For some reason I assumed a 64-bit GCC was being used due to the "4294967294179488" value being displayed, and didn't look at the code closely enough.
NickJohnson wrote:Also, the calculation for how much memory you have is mem_upper - mem_lower, not mem_lower + mem_upper... (not that that sort of error would give you this problem.)
From
a version of the multiboot specification:
"
If bit 0 in the ‘flags’ word is set, then the ‘mem_*’ fields are valid. ‘mem_lower’ and ‘mem_upper’ indicate the amount of lower and upper memory, respectively, in kilobytes. Lower memory starts at address 0, and upper memory starts at address 1 megabyte. The maximum possible value for lower memory is 640 kilobytes. The value returned for upper memory is maximally the address of the first upper memory hole minus 1 megabyte. It is not guaranteed to be this value."
The correct calculation to determine "the number of KiB of RAM below the first hole, or less" would be "mbd->mem_lower + mbd->mem_upper" (which is literally the number of KiB below 0x00100000 plus the number of KiB between 0x00100000 and *somewhere*). Because both fields are KiB and not bytes, and because there's at least one hole below 0xFFFFFFFF, you shouldn't need to worry about overflows for this calculation if you use 32-bit (signed or unsigned) arithmetic.
The main point is that if GRUB says that the "mem_upper" and "mem_lower" fields fields are valid, and if these fields actually are valid; then "the number of KiB of RAM below the first hole, or less" is virtually useless anyway. There's no point bothering to fix "virtually useless" code.
There are only 3 values that might be useful:
- The amount of RAM that is physically installed. To get this value you need to use SMBIOS, chipset specific knowledge, or guesswork/estimation.
- The amount of RAM that is actually usable. To get this value you need parse the memory map that GRUB got from the BIOS (e.g. from "int 0x15, eax=0xE820") and find the sum of areas marked as either "usable RAM" or "ACPI reclaimable".
- The amount of RAM that is currently free. To get this value early during boot you'd need parse the memory map that GRUB got from the BIOS (e.g. from "int 0x15, eax=0xE820") and find the sum of areas marked as "usable RAM" (but not "ACPI reclaimable"); then subtract the amount of RAM used by your own code (including stack, modules, etc), and subtract the amount of RAM GRUB left "in use" for its boot information table. Later (after boot and/or after you've setup your own physical memory manager to track free pages) you should have better ways of doing this.

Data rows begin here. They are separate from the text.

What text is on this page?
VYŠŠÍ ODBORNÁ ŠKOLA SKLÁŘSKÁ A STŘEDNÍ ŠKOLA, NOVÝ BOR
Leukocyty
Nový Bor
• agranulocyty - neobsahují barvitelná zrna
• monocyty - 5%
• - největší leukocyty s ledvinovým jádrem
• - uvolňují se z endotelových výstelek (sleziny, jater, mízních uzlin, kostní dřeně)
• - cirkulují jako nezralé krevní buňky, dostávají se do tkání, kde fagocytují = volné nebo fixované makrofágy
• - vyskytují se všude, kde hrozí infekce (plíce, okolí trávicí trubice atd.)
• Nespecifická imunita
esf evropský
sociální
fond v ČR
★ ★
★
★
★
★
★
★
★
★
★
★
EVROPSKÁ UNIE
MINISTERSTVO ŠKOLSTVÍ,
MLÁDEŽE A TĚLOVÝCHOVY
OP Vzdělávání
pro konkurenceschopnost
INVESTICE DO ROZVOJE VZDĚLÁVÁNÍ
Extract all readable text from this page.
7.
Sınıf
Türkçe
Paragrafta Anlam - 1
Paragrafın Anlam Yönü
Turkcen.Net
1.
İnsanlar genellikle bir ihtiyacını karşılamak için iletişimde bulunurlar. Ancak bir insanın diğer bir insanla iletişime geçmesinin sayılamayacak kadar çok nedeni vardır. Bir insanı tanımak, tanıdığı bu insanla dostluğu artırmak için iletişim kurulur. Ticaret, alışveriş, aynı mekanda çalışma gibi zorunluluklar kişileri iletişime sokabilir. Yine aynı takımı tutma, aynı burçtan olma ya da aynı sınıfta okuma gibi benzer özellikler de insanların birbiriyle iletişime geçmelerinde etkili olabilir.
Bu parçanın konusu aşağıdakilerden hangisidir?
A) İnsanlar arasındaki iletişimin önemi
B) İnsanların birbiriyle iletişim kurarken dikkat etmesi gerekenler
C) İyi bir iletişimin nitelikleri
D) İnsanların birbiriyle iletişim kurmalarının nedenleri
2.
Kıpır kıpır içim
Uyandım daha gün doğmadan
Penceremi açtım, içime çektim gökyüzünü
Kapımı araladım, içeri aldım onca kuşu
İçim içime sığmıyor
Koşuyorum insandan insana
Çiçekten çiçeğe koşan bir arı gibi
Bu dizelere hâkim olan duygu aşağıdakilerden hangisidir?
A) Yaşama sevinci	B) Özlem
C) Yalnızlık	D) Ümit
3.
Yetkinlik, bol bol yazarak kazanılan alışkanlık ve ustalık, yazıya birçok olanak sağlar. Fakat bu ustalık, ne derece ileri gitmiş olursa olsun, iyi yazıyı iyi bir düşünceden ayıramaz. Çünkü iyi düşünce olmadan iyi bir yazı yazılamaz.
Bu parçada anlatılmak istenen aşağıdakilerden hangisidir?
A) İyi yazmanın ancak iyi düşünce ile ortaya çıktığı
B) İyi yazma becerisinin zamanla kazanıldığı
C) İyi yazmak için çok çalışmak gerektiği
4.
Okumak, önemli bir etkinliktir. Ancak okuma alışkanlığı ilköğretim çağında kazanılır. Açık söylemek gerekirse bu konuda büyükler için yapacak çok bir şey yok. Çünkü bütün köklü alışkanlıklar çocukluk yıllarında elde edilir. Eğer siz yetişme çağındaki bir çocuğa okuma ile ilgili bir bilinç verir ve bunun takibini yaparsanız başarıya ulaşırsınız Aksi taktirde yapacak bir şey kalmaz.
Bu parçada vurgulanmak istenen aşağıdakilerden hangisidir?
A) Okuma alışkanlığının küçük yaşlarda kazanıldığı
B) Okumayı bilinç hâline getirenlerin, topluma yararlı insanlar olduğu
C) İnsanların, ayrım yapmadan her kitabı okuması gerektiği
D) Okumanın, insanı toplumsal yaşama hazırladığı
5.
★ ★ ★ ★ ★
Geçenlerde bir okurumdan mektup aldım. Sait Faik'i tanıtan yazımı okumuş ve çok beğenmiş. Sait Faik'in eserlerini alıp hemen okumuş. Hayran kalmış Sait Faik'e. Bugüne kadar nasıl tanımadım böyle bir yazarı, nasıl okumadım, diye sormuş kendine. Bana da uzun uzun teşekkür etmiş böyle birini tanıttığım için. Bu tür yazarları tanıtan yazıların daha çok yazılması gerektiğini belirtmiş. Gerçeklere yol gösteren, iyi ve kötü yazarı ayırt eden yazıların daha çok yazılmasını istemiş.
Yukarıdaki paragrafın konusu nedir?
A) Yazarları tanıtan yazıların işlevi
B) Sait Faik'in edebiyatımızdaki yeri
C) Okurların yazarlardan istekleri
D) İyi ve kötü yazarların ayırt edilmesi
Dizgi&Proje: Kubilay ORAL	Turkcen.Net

Finally, in my opinion (for a "production quality" OS), GRUB's code is relatively dodgy anyway. The code that sets the "mem_upper" and "mem_lower" fields doesn't use many of the possible BIOS functions and has too few sanity checks. In a similar way, the code that gets the memory map from the BIOS "int 0x15, eax=0xE820" function doesn't do many sanity checks and doesn't do *any* post-processing (e.g. doesn't sort the list, doesn't remove redundant entries, doesn't merge "similar but adjacent" entries, doesn't check for or handle overlapping areas, etc). In addition to these problems (or possibly because of these problems) GRUB also allows the user to screw it all up (or possibly allows the user to override it when GRUB screws it up) via. an "
uppermem" command.
Note: Despite my comments above; GRUB's memory detection code should work fine on almost all
modern computers, and is adequate for a hobby OS; especially if you refuse to use the "mem_upper" and "mem_lower" fields, and especially if you sanitize the memory map yourself.